La FISH (Federazione Italiana per il Superamento dell’Handicap), Archè, l’EDF (European Disability Forum), il DPI (Disabled Peoples’ International) e Inclusion International hanno firmato l’appello lanciato dalla Comunità di Sant’Egidio per la sua liberazione.
*Tratto da «DM» n. 158 (giugno 2006), periodico nazionale della UILDM (Unione Italiana Lotta alla Distrofia Muscolare). Per gentile concessione di tale testata.
Gli Amici della Comunità di Sant’Egidio
tel. 06 8992234, gliamici@santegidio.org
www.santegidio.net/it/amici/nonuccidere.htm.
– Riammessa dal Governo Federale nel 1976, è prevista in 38 Stati su 50.
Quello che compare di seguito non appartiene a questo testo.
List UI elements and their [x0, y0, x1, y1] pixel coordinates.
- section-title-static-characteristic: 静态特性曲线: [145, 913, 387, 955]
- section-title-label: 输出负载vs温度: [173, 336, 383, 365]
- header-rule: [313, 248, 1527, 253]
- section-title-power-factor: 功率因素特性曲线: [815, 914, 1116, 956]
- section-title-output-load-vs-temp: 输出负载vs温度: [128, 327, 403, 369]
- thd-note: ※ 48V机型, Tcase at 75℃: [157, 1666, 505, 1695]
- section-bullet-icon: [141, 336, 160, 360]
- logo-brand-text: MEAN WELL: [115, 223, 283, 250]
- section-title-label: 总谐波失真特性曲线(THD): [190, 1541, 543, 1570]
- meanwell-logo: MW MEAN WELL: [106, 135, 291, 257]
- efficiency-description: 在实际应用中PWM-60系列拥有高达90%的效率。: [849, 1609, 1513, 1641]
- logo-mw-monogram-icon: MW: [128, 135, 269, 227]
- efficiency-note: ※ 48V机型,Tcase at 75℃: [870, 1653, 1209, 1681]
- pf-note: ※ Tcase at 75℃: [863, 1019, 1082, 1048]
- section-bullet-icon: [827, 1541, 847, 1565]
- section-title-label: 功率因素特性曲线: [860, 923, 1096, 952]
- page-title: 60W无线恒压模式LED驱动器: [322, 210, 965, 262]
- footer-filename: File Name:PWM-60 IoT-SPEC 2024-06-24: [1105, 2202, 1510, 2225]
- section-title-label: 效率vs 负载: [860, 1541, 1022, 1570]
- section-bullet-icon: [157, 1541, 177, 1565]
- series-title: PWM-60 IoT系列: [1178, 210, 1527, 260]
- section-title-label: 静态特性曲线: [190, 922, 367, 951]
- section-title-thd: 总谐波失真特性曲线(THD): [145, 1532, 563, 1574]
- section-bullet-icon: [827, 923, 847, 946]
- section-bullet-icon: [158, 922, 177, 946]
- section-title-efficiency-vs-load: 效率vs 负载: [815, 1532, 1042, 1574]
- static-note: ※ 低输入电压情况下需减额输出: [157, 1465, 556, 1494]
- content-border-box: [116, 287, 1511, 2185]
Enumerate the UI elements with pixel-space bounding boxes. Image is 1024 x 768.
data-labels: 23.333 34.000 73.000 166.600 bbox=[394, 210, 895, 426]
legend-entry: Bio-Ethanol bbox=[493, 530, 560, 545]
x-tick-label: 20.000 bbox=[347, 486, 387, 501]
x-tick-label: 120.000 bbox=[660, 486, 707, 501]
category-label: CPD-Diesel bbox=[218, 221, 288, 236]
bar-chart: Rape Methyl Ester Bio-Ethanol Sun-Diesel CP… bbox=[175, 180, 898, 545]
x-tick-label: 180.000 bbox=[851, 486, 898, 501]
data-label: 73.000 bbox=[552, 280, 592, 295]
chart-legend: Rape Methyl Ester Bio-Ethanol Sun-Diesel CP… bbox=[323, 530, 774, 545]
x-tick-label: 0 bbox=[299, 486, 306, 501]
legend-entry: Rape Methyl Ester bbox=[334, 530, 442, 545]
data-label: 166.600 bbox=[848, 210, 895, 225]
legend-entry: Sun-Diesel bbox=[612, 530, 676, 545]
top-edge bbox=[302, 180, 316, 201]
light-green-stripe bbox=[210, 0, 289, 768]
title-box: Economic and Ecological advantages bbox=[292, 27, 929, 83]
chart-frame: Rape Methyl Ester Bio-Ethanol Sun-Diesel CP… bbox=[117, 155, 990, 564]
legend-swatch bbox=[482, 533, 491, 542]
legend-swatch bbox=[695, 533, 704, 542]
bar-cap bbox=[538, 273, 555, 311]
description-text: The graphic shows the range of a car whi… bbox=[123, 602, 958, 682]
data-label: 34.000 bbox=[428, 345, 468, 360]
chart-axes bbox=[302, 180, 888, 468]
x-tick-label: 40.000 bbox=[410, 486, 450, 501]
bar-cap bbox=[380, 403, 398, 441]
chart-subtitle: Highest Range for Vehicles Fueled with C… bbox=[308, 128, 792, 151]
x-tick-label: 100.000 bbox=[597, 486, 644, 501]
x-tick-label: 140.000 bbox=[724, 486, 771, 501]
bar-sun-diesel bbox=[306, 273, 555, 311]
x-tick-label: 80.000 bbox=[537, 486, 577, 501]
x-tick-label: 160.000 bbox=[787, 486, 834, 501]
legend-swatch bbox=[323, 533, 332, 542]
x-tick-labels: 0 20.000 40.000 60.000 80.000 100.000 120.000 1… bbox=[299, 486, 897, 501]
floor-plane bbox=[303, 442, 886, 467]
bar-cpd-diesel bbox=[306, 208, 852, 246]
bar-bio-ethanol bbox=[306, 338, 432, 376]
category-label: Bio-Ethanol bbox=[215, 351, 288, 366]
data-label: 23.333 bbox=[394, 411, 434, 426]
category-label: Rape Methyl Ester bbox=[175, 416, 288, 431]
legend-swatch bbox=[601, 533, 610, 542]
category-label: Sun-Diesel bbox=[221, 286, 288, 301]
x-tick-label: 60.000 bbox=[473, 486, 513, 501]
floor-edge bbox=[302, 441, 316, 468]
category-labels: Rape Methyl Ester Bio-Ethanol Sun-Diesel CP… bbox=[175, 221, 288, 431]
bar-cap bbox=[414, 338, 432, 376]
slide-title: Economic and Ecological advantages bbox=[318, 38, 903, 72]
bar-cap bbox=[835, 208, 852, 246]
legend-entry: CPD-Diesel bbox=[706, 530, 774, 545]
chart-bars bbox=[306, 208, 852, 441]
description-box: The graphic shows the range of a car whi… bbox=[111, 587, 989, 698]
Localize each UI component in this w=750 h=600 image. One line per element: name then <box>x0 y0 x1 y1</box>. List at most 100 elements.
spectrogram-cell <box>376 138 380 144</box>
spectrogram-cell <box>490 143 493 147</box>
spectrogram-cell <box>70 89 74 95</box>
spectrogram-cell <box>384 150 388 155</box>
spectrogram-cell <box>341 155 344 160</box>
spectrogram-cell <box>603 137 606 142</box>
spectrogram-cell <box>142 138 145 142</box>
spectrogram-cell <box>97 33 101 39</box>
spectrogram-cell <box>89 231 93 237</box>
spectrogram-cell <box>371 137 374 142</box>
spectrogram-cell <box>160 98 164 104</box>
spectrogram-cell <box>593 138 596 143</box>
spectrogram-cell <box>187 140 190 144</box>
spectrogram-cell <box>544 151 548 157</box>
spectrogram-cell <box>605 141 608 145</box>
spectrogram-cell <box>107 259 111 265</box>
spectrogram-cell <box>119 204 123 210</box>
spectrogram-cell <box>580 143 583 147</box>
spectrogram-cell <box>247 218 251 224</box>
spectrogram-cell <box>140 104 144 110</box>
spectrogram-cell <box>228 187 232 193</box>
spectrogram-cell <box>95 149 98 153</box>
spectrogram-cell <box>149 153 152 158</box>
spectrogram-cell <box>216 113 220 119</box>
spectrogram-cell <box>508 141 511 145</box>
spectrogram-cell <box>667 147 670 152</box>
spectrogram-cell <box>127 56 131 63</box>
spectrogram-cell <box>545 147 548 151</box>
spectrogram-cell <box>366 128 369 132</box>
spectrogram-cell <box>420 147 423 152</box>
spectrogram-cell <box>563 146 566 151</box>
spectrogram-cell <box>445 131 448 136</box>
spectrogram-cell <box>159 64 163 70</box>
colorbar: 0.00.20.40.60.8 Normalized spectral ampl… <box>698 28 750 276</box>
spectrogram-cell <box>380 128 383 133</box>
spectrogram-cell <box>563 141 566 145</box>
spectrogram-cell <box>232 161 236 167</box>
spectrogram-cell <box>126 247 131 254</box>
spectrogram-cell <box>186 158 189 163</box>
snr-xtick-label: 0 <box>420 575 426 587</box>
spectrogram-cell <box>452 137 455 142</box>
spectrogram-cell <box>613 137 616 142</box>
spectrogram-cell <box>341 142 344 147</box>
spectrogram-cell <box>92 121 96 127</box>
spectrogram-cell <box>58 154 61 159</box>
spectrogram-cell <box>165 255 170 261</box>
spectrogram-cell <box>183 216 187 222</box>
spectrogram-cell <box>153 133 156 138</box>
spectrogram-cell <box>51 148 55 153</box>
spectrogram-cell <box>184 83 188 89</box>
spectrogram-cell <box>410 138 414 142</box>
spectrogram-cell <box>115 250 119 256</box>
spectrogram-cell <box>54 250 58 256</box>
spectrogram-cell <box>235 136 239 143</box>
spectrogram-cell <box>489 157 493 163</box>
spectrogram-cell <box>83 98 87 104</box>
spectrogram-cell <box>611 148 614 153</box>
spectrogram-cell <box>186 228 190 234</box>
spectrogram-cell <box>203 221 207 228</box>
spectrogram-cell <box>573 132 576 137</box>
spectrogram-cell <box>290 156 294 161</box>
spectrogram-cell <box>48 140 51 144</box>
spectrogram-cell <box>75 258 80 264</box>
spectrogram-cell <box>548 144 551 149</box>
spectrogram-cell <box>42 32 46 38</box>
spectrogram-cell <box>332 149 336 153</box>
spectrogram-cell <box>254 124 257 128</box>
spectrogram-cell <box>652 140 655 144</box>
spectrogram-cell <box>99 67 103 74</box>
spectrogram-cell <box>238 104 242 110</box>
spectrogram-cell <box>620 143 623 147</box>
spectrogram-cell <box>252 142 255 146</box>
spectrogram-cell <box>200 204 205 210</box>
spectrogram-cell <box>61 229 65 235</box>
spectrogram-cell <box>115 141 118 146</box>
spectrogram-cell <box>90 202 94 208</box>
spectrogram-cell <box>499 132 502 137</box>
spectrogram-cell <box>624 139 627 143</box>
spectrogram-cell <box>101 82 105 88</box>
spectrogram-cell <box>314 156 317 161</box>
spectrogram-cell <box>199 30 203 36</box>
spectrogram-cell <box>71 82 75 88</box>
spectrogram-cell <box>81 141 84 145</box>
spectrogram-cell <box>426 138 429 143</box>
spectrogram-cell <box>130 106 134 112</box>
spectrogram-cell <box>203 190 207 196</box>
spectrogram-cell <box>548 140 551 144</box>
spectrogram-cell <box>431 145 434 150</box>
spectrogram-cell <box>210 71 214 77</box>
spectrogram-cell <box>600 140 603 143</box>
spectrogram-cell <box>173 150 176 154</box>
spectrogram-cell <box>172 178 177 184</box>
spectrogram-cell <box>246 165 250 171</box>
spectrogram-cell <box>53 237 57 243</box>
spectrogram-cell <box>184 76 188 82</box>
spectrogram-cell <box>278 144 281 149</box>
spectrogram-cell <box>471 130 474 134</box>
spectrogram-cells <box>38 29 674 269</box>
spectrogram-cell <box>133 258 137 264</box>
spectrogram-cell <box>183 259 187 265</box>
– I criteri di applicabilità e i metodi di esecuzione sono decisi Stato per Stato. 37 su 38 ricorrono all’iniezione letale.
– Dalla condanna all’esecuzione il detenuto trascorre anche decenni nella death row (braccio della morte).
– Gli Stati Uniti sono secondi solo alla Cina per numero di esecuzioni annue, anche se il trend è in diminuzione: nel 2004 è stato raggiunto il “minimo storico” di 125 giustiziati.
– Il primato americano delle esecuzioni spetta allo Stato del Texas.
– L’ultimo disabile fisico giustiziato, nel gennaio di quest’anno, è Clarence Ray Allen, 76 anni, ipovedente, diabetico, in carrozzina. Il governatore della California Arnold Schwarzenegger gli aveva negato la grazia. Secondo Amnesty International si è trattato di un’esecuzione «di estrema crudeltà».